Another Day, Another Lie: American Cancer Society Deceives Constituents Into Thinking Big Tobacco Lobbyists Were All Fighting the FDA Tobacco Bill

Moving now at a pace of a lie a day, the American Cancer Society sent out a communication to its constituents implying that the FDA tobacco legislation was enacted because the voices of slick tobacco lobbyists were ignored.

The communication states: "It wasn't easy, but Congress and the President are standing up to Big Tobacco with an exceptional new law that makes it harder for tobacco companies to push their product. It's a monumental victory in our fight against cancer. As it turns out, there's one thing more powerful than slick cigarette lobbyists -- the voices of real people from all across the country fighting for change. Please take a moment to thank Congress and President Obama for enacting the Family Smoking Prevention and Tobacco Control Act."

The Rest of the Story

This communication clearly implies that slick tobacco lobbyists were fighting the FDA tobacco legislation. It suggests uniform opposition by Big Tobacco to the FDA bill and an effort by the tobacco lobbyists to kill the bill.

As we know, the truth is that Philip Morris - the largest company within Big Tobacco and the company with the overwhelmingly highest amount of lobbying expenditures in Congress - supported the bill and lobbied for its passage. Thus, the "slick cigarette lobbyists" from Philip Morris were promoting the bill and any Congressperson who voted for this legislation was supporting, not opposing, the interests of these "slick cigarette lobbyists."

Timothy Carney picked up on this type of act of deception in his Washington Examiner column on Wednesday, when he wrote that: "it’s misleading to claim you’re battling the “tobacco industry” when you’re siding with the industry’s 900-pound gorilla."

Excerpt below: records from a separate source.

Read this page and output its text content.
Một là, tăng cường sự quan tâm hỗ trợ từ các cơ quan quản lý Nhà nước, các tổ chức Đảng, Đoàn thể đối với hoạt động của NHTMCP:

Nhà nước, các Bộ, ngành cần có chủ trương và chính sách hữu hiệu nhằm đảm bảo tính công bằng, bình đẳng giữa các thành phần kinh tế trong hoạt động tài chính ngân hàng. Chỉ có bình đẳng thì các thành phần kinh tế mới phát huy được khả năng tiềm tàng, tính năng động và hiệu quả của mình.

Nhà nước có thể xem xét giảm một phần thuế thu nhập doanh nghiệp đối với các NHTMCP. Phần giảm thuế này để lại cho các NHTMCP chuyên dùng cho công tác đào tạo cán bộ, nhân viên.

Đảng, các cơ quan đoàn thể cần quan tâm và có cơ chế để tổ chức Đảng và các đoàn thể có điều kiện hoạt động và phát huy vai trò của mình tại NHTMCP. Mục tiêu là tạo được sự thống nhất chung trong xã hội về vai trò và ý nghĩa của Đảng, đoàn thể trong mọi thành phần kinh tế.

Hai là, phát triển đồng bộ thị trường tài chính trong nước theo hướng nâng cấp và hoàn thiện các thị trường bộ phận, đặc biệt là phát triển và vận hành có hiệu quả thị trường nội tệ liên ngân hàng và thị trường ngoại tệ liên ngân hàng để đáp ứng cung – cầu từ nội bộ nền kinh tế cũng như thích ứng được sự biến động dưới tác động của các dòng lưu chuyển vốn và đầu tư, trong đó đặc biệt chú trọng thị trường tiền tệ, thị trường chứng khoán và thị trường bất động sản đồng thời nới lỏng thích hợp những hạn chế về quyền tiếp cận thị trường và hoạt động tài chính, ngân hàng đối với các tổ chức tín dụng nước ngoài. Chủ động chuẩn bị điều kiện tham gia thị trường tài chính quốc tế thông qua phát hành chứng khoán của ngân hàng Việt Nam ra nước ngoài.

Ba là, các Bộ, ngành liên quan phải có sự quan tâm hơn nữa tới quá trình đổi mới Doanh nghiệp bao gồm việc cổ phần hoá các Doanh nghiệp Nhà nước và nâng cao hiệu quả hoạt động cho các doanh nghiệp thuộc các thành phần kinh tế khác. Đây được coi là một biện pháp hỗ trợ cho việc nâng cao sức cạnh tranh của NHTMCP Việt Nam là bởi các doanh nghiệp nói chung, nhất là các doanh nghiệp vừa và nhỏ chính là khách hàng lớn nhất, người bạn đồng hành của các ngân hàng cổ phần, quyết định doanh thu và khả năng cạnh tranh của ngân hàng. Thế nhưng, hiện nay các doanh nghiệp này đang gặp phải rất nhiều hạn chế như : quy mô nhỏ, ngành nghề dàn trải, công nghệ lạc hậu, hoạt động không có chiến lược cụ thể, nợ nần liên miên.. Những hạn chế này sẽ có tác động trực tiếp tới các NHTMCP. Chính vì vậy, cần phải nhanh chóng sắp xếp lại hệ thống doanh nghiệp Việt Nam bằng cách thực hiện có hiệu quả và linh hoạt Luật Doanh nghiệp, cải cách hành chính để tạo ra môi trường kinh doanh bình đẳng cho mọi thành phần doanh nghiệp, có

What the American Cancer Society is claiming here is more than just deceptive, in my opinion. It's not merely that the ACS is claiming that they were fighting Big Tobacco. They are making a specific claim that the "slick cigarette lobbyists" were opposing the bill and that it was the public's expression of support for the bill which overcame the work of these lobbyists.

I would opine that this is outright false. The largest chunk of Big Tobacco lobbyists and Big Tobacco lobbying money went into supporting this legislation. If anything, the legislation passed because of the work of "slick tobacco lobbyists."

And no, I do not believe for a minute that the power of the smaller companies' lobbyists could outweigh the impact of Philip Morris' lobbyists given the companies market dominance, Congressional influence, and dominance in terms of campaign contributions and lobbying expenditures.

Let me also just add that the slickest lobbyists involved with this bill were not from the tobacco companies, but from the health groups. It was those lobbyists who were able to sell a bill of goods to the Congress and convince legislators that this legislation was a strong public health measure that would save lives by mandating safer cigarettes, eliminating cigarette flavorings, eliminating cigarette advertising directed at kids, and reducing youth smoking.

The rest of the story is that the rhetoric of the leading anti-smoking organizations - including the Campaign for Tobacco-Free Kids, American Cancer Society, American Heart Association, and American Lung Association - is really no better than that of the tobacco companies. Both have lied to, and deceived the public.

And frankly, a lie is a lie. Just because the lie is coming from a "good guy" doesn't make it any more excusable. It's still a lie. It's still unethical. It's still unprofessional. And it's still inappropriate.

And in some ways, it's even worse coming from public health groups, because they are bound by an ethical code of conduct.

These health groups are destroying not only the public health practice of tobacco control and the federal framework for tobacco control practice in the United States, but they are also destroying the entire ethical integrity of the national tobacco control movement.

If you take the time to re-read the posts I've written during this week, I think you'll see the extent to which the behavior of these organizations is unethical and inappropriate and the extent of the damage that these groups are doing to the practice of tobacco control and the protection of the public's health.